Wir haben eine Dating-Welt geschaffen, in der sich Frauen verabreden, um jemanden zum Heiraten zu finden, und Männer daten, um zu daten. Es gibt keine Konsequenzen für Männer, die Frauen beim Dating schrecklich behandeln. Als Frauen wird von uns erwartet, unsere Hoffnung und unseren Optimismus zu bewahren und das Daten verdammt noch mal nicht aufzugeben. Wenn wir anders reagieren, werden wir als zu wütend wahrgenommen. Ghosting, Lügen, falsche Versprechungen, obszöne Fotos und Nachrichten – nichts davon hat wirklich Folgen für Männer. Na, auch schon wütend?
Ich verdiene es, sauer zu sein. Ich versuche meine Wut auch durch gesunde Angewohnheiten zu verarbeiten. Das können die Leute, die Kommentare darüber hinterlassen, wie wütend ich doch sei und wie schrecklich meine Artikel doch wären und wie ich von der Tatsache „besessen“ zu sein scheine, dass ich Single bin, aber nicht sehen. Ich bin wütend, na und? Was zum Teufel wärst du an meiner Stelle?

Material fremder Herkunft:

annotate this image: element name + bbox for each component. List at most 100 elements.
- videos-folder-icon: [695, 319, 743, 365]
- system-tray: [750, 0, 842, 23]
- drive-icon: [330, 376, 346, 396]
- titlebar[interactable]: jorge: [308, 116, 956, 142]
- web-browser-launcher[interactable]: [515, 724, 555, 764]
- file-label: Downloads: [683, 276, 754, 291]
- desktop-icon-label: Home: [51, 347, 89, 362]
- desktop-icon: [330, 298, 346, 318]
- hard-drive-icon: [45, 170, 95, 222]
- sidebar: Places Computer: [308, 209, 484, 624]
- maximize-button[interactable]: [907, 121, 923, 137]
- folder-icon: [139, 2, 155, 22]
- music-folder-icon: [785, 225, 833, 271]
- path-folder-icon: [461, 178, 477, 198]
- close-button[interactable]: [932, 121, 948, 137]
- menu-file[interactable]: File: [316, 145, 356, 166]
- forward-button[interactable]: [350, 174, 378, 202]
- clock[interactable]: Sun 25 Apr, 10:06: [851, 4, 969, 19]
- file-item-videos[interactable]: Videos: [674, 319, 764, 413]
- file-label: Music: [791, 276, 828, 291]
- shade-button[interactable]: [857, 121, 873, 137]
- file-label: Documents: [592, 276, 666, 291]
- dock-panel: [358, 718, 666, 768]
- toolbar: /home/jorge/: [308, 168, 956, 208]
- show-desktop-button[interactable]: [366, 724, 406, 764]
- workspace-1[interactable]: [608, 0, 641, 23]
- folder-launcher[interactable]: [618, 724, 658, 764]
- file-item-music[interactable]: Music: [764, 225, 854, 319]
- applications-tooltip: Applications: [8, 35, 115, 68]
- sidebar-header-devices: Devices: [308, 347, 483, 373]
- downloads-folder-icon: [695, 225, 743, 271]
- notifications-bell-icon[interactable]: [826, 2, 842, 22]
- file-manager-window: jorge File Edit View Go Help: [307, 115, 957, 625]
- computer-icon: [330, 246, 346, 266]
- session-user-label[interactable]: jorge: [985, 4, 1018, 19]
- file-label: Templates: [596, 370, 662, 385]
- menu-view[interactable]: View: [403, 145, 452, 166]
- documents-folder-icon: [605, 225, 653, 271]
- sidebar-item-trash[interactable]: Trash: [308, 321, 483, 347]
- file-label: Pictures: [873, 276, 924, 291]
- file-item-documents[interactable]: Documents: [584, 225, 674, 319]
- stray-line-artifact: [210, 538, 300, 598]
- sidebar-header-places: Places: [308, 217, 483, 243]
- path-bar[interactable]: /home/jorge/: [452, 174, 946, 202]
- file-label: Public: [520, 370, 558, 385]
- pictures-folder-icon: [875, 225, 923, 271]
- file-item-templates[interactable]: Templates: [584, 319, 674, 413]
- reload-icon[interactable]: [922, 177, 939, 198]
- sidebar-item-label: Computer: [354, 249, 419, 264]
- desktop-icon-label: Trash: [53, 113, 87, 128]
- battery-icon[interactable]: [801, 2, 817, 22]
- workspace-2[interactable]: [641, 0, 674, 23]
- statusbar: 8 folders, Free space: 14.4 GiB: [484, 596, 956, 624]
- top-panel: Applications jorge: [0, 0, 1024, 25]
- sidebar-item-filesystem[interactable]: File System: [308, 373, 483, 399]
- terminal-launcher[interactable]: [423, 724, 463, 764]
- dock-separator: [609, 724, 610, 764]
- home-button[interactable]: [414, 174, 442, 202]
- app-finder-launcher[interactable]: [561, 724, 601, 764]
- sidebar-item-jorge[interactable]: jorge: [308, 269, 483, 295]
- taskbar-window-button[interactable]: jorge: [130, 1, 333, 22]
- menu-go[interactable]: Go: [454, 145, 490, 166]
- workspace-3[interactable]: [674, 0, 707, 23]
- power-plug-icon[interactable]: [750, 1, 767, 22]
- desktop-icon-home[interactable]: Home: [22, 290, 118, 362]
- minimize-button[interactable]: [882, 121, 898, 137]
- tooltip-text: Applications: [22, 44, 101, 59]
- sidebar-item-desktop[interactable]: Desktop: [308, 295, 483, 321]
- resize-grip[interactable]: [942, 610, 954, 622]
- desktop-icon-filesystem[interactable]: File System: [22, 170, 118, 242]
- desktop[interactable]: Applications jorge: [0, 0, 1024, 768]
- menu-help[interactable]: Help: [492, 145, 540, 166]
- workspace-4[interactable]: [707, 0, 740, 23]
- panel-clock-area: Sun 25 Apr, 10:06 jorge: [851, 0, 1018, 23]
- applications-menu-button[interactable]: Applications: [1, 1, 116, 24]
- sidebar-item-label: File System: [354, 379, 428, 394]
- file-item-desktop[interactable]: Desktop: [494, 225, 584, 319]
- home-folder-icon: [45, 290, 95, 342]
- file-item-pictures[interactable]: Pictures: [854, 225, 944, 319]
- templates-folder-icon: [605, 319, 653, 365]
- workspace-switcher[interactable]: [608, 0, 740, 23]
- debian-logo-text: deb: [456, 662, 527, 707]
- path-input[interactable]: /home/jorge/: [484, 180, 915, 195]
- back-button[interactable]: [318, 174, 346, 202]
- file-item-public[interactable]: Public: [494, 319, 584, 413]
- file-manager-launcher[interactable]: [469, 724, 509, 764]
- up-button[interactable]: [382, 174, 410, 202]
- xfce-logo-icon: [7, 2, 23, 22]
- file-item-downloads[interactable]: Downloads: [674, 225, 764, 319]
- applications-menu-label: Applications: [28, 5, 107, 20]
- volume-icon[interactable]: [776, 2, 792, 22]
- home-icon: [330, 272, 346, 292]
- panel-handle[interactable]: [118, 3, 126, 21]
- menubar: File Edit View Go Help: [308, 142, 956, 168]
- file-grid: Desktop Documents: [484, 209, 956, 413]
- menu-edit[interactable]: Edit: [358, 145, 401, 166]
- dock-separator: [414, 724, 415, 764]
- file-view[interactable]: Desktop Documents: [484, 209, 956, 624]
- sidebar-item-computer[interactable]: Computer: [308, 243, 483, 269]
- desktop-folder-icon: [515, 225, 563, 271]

Ich schreibe diese Beiträge aber nicht für Leute, die sich in meine Lage versetzen sollen. Sie sind für jene Frauen gedacht, die bereits diesen Punkt erreicht haben: Diejenigen von uns, die wissen, wie sich das anfühlt und vielleicht eine freundliche Erinnerung daran gebrauchen können, dass es okay ist, diese Gefühle zu haben. Ich will ihnen vor Augen führen, dass sie diese Emotionen nicht zu unterdrücken brauchen, solange sie sich dabei jedoch nicht einsam fühlen.